On les savait capables de tout à eux deux.

Un soir, Desforges, curieux de savoir quel était cet événement littéraire que couvait le Vaudeville, était venu dans les coulisses. Il rencontre Bossange et veut l'interroger à ce sujet. Mais Bossange était trop affairé.

— Ah! mon cher, lui dit-il, je ne puis rien entendre ce soir: imaginez-vous qu'Armand est malade et nous fait manquer le spectacle, de sorte que nous sommes obligés de donner au pied levé une pièce qui était en répétition et qui n'était pas sue. Voyons, monsieur le régisseur, Déjazet est-elle prête?

— Oui, monsieur Bossange.

— Alors, frappez les trois coups et faites l'annonce que vous savez.
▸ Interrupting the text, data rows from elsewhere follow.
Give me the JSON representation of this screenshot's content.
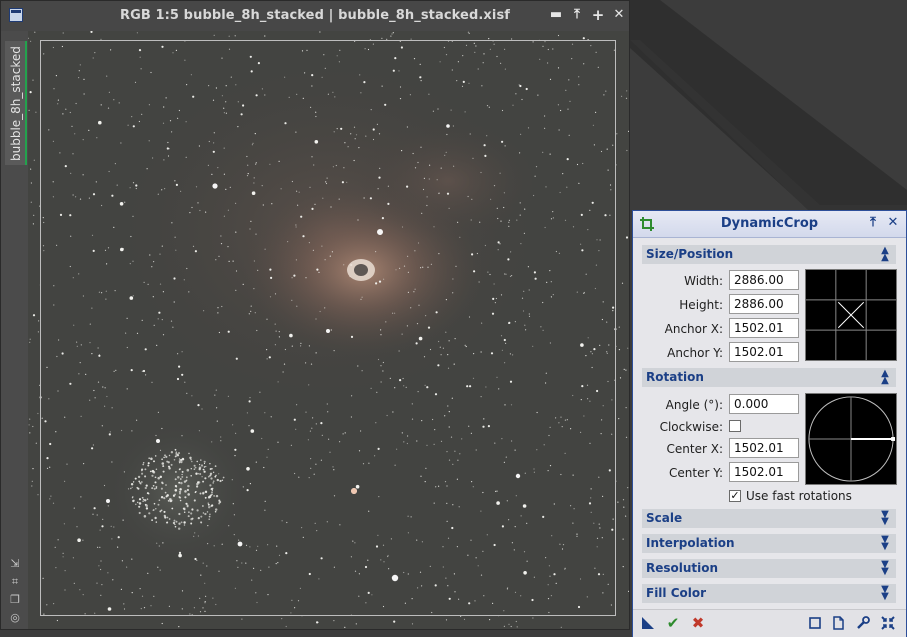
{
  "window": {
    "title": "RGB 1:5 bubble_8h_stacked | bubble_8h_stacked.xisf",
    "side_tab_label": "bubble_8h_stacked",
    "buttons": {
      "shade": "▬",
      "minimize": "⤒",
      "maximize": "+",
      "close": "✕"
    },
    "rail_icons": [
      "arrow-icon",
      "fit-icon",
      "clone-icon",
      "target-icon"
    ]
  },
  "dialog": {
    "title": "DynamicCrop",
    "size_position": {
      "header": "Size/Position",
      "width_label": "Width:",
      "width_value": "2886.00",
      "height_label": "Height:",
      "height_value": "2886.00",
      "anchor_x_label": "Anchor X:",
      "anchor_x_value": "1502.01",
      "anchor_y_label": "Anchor Y:",
      "anchor_y_value": "1502.01"
    },
    "rotation": {
      "header": "Rotation",
      "angle_label": "Angle (°):",
      "angle_value": "0.000",
      "clockwise_label": "Clockwise:",
      "clockwise_checked": false,
      "center_x_label": "Center X:",
      "center_x_value": "1502.01",
      "center_y_label": "Center Y:",
      "center_y_value": "1502.01",
      "fast_rotations_label": "Use fast rotations",
      "fast_rotations_checked": true
    },
    "collapsed_sections": [
      "Scale",
      "Interpolation",
      "Resolution",
      "Fill Color"
    ],
    "bottom_buttons": [
      "new-instance-icon",
      "execute-icon",
      "cancel-icon",
      "reset-icon",
      "browse-doc-icon",
      "preferences-icon",
      "global-icon"
    ]
  },
  "colors": {
    "accent": "#1b3f86",
    "execute": "#2e8b2e",
    "cancel": "#c0392b",
    "tab_active": "#23a24d"
  }
}
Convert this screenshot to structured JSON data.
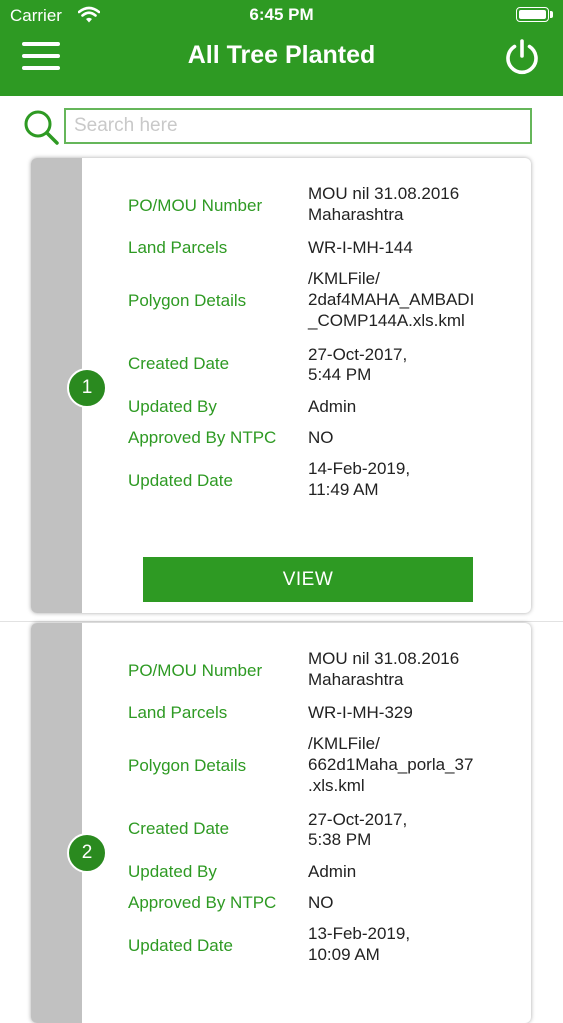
{
  "status_bar": {
    "carrier": "Carrier",
    "time": "6:45 PM"
  },
  "header": {
    "title": "All Tree Planted",
    "menu_icon": "hamburger-menu-icon",
    "power_icon": "power-icon"
  },
  "search": {
    "placeholder": "Search here",
    "icon": "search-icon"
  },
  "labels": {
    "po_mou": "PO/MOU Number",
    "land_parcels": "Land Parcels",
    "polygon_details": "Polygon Details",
    "created_date": "Created Date",
    "updated_by": "Updated By",
    "approved_by": "Approved By NTPC",
    "updated_date": "Updated Date",
    "view_button": "VIEW"
  },
  "records": [
    {
      "index": "1",
      "po_mou": [
        "MOU nil 31.08.2016",
        "Maharashtra"
      ],
      "land_parcels": "WR-I-MH-144",
      "polygon_details": [
        "/KMLFile/",
        "2daf4MAHA_AMBADI",
        "_COMP144A.xls.kml"
      ],
      "created_date": [
        "27-Oct-2017,",
        "5:44 PM"
      ],
      "updated_by": "Admin",
      "approved_by": "NO",
      "updated_date": [
        "14-Feb-2019,",
        "11:49 AM"
      ]
    },
    {
      "index": "2",
      "po_mou": [
        "MOU nil 31.08.2016",
        "Maharashtra"
      ],
      "land_parcels": "WR-I-MH-329",
      "polygon_details": [
        "/KMLFile/",
        "662d1Maha_porla_37",
        ".xls.kml"
      ],
      "created_date": [
        "27-Oct-2017,",
        "5:38 PM"
      ],
      "updated_by": "Admin",
      "approved_by": "NO",
      "updated_date": [
        "13-Feb-2019,",
        "10:09 AM"
      ]
    }
  ],
  "colors": {
    "brand": "#2e9a23",
    "strip": "#c1c1c1",
    "badge": "#2a8a1f"
  }
}
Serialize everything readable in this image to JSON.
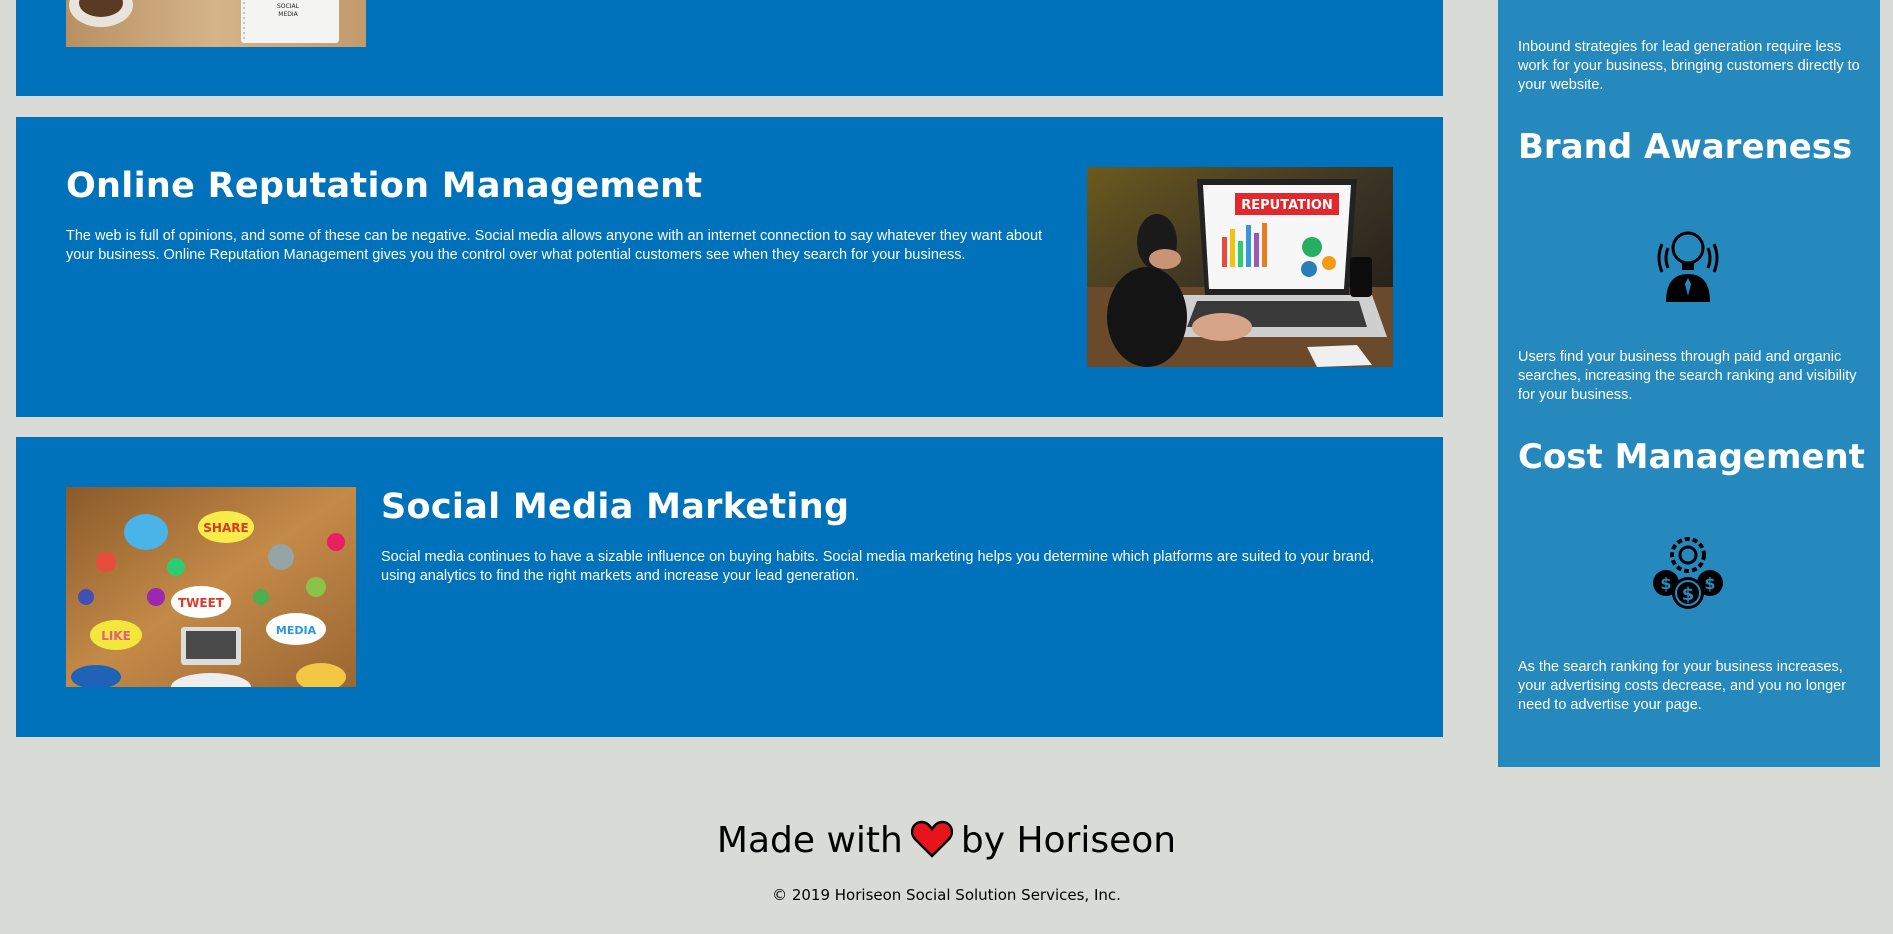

On frappa les trois coups; on cria: «Place au théâtre!» et force fut à Desforges de se ranger comme les autres derrière un châssis.

Le régisseur, en cravate blanche, en habit noir, entra en scène et dit, après les trois saluts d'usage:

— Messieurs, un de nos artistes se trouvant indisposé au moment de lever le rideau, nous sommes forcés de vous donner, à la place de la seconde pièce, une pièce nouvelle qui ne devait passer que dans trois ou quatre jours. Nous vous supplions d'accepter l'échange.

Le public, auquel on donnait une pièce nouvelle au lieu d'une vieille, couvrit d'applaudissements le régisseur. La toile tomba pour se relever presque aussitôt. En ce moment, Déjazet descendait de sa loge en uniforme de colonel autrichien.

— Ah! mon Dieu! s'écria Desforges, à qui un éclair traversa le cerveau, que joues-tu donc là?